Running around Union Glacier in sub-zero temperatures, his feet sinking into soft snow, Colin Wright found it hard to focus on anything but the enormity of the task ahead.
He strained his eyes against the blinding white scenery, trying to spot the next pit stop alongside the Ellsworth Mountains in the Antarctic.
"It's hard to gauge distance in that part of the world because everything is white, so you're running and you think the next aid station is close but it's actually 7km away," Mr Wright said.
"You're always looking for something firmer to run on, so it was hard to keep mentally focused on that while trying to take in the scenery."
Back in Perth after tackling the Antarctic Ice Marathon last month, Mr Wright admits he is just about ready to hang up his running shoes.
He battled -20C temperatures to finish the gruelling 42.2km race in five hours and 42 minutes alongside about 50 competitors from around the world.
The Floreat resident was stuck in Antarctica for an extra five days after the event because of bad weather - but it made the "trip of a lifetime even more special".

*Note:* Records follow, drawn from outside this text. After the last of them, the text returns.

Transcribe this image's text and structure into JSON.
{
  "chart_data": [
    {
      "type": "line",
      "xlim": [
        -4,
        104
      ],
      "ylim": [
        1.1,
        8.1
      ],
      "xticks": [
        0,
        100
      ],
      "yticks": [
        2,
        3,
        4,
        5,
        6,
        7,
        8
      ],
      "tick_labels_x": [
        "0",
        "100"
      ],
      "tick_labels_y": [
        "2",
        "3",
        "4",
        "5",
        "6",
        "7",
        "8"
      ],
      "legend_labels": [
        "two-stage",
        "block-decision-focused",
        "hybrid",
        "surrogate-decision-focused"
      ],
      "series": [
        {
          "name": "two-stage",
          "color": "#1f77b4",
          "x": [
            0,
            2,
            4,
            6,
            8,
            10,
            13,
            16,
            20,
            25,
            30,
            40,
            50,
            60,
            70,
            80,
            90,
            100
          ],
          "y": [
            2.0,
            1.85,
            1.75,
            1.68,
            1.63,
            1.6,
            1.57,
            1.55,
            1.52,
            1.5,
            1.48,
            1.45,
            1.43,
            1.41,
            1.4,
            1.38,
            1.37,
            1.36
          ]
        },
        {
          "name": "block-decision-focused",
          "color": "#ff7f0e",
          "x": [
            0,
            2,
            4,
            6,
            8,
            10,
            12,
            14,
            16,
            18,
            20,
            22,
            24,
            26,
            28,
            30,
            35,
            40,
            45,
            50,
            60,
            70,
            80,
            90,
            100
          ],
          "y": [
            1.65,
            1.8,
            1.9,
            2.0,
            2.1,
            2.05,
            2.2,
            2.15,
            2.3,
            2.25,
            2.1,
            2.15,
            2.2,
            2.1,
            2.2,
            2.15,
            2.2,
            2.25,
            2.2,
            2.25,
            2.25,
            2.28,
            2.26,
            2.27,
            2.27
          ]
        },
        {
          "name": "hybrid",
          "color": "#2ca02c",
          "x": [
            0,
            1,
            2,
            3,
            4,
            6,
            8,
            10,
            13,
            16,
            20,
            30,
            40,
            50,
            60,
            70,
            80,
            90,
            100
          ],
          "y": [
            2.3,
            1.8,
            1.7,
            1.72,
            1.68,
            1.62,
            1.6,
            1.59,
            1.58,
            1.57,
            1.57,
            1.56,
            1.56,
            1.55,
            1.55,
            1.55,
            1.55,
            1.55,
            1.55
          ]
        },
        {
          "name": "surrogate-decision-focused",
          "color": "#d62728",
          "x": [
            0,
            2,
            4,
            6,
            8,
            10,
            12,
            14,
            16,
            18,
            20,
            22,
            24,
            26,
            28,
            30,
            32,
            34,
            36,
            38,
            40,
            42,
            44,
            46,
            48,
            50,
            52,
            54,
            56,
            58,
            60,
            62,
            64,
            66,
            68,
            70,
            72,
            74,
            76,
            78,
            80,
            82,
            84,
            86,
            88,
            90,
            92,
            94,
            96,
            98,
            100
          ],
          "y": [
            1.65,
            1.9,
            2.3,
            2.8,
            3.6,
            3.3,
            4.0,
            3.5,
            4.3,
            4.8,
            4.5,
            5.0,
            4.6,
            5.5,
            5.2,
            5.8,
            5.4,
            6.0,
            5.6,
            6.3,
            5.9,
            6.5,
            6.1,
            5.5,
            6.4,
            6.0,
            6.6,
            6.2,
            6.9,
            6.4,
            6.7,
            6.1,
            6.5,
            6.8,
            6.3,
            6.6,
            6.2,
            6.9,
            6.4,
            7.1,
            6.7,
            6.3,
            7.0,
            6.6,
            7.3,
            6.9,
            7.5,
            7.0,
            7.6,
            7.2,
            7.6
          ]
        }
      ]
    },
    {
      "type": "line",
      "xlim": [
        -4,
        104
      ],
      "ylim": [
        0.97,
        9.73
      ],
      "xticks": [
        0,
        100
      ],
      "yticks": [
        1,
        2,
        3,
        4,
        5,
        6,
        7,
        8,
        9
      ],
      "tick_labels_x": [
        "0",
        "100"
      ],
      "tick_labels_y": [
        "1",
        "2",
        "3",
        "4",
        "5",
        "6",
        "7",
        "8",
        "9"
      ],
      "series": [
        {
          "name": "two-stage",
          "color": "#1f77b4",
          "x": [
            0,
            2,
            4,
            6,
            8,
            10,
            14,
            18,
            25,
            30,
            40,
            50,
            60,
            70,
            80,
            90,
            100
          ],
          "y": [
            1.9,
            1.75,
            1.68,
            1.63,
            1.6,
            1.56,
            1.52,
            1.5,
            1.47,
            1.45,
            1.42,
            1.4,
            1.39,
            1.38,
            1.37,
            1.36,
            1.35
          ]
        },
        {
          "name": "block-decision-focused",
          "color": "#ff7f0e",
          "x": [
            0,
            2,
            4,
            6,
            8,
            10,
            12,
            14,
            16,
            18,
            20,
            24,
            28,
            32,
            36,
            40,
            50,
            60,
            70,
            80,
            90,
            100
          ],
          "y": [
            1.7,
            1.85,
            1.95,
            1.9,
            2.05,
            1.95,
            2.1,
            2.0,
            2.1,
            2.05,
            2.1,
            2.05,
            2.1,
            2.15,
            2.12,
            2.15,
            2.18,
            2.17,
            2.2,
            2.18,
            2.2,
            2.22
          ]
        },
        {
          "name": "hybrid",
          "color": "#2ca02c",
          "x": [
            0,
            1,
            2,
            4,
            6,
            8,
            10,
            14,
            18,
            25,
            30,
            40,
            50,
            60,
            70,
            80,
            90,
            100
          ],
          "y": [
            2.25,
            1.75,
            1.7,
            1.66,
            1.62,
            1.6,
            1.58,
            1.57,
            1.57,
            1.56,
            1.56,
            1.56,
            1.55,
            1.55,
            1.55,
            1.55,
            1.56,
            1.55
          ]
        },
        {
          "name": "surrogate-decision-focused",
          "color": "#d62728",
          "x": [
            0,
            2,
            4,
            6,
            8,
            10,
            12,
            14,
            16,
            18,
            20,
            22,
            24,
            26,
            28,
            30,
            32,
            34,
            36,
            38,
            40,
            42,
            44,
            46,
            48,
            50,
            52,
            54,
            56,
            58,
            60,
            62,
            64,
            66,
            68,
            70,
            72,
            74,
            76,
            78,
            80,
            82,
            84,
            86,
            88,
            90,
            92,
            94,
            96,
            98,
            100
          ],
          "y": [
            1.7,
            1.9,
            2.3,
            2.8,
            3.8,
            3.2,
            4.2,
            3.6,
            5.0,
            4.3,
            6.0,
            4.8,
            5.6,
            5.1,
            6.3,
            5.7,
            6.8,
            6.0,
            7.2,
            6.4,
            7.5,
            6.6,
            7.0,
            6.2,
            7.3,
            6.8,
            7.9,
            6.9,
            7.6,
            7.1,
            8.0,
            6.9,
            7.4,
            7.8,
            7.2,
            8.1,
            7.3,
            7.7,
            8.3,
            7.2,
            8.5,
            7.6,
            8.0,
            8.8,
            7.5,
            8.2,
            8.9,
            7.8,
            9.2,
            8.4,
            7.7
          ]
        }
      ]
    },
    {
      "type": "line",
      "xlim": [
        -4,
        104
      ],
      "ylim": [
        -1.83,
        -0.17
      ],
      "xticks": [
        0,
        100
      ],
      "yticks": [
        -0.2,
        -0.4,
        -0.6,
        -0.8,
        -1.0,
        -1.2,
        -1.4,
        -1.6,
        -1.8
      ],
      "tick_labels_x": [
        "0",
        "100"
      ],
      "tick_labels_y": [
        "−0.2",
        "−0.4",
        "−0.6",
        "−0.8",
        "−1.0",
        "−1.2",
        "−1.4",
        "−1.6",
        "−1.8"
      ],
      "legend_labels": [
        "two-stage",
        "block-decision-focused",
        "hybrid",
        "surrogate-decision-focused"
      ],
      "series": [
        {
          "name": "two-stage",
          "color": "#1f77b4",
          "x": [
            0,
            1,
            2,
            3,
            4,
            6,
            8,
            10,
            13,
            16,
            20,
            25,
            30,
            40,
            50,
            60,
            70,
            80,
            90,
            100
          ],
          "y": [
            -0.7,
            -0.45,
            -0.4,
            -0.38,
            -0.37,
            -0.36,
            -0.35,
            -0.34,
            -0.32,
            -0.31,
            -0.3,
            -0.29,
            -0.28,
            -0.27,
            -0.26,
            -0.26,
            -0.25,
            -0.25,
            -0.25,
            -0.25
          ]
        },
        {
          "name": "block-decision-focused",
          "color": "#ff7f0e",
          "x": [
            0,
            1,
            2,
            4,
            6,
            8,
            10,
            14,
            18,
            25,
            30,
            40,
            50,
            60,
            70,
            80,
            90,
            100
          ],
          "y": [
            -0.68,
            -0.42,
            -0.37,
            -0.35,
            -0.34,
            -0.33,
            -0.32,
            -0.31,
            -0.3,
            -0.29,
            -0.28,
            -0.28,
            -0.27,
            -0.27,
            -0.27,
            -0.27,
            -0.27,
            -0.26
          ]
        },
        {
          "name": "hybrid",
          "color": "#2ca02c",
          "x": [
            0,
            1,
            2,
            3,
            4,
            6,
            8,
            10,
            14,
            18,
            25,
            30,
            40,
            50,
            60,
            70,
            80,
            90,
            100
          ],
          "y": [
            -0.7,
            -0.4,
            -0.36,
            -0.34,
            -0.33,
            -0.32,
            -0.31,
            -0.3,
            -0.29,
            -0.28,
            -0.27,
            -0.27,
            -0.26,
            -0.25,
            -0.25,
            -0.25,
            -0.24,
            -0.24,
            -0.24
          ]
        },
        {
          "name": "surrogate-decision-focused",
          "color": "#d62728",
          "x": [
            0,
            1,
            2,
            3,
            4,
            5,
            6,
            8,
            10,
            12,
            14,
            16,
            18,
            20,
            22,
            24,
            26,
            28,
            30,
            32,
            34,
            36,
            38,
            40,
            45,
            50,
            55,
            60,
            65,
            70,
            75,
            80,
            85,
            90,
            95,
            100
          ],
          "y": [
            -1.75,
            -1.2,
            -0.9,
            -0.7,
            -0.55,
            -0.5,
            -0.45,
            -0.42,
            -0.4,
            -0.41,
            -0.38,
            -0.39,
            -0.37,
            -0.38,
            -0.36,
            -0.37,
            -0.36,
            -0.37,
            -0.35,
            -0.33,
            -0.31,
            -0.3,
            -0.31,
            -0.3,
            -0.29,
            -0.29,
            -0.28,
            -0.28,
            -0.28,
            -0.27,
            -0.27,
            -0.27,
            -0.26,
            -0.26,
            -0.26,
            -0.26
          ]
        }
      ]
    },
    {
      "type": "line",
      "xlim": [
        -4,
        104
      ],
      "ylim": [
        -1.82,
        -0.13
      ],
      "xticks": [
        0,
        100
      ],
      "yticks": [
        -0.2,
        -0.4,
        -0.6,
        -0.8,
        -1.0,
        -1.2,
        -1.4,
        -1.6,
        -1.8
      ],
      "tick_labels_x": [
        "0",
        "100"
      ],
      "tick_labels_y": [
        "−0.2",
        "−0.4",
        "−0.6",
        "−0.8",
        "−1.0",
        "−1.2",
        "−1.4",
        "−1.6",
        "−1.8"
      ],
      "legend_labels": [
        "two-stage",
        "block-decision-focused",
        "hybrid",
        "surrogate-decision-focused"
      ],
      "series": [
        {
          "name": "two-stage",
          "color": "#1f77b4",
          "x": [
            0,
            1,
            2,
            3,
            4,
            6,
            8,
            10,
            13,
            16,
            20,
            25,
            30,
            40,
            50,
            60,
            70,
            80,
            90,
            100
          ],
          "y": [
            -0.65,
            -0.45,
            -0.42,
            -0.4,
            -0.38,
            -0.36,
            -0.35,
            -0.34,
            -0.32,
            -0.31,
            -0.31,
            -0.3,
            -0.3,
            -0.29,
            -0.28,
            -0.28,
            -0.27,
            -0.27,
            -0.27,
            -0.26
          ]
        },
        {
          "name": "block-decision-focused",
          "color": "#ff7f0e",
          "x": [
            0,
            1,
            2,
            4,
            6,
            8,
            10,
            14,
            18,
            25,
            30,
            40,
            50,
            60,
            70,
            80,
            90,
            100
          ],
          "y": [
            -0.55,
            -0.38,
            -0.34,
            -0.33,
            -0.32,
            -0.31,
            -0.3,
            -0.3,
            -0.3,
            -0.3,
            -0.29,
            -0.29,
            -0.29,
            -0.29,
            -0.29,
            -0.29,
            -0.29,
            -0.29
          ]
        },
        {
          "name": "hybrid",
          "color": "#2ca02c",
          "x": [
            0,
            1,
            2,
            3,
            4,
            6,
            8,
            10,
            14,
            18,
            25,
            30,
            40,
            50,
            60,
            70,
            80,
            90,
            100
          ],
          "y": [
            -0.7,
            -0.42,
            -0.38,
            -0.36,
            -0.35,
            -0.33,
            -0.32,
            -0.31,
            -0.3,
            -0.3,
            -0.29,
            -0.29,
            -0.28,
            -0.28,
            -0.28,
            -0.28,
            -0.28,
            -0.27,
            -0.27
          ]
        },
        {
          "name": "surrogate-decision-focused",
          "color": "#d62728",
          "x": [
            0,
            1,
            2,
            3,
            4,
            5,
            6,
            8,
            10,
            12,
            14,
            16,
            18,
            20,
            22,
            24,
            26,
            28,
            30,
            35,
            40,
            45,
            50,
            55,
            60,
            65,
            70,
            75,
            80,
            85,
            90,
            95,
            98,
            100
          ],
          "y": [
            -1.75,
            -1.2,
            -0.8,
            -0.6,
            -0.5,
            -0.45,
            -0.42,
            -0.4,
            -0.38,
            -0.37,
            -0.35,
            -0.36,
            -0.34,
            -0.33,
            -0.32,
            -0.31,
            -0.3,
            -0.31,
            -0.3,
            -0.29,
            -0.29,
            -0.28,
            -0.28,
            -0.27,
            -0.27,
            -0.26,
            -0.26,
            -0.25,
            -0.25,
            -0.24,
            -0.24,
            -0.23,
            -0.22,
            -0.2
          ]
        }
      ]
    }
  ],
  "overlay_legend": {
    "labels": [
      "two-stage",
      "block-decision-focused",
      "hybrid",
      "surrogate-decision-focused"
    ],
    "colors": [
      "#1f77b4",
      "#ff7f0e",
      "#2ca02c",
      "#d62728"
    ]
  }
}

"The Antarctica is a spectacular location and I had more of a chance to take it in," Mr Wright said. The competitors went cross-country skiing and were taken on excursions while waiting for the weather to clear.
Mr Wright has raised almost $21,000 for three WA charities - the Harry Perkins Institute of Medical Research, the Children's Leukaemia and Cancer Research Foundation and Breast Cancer Care WA - through the event.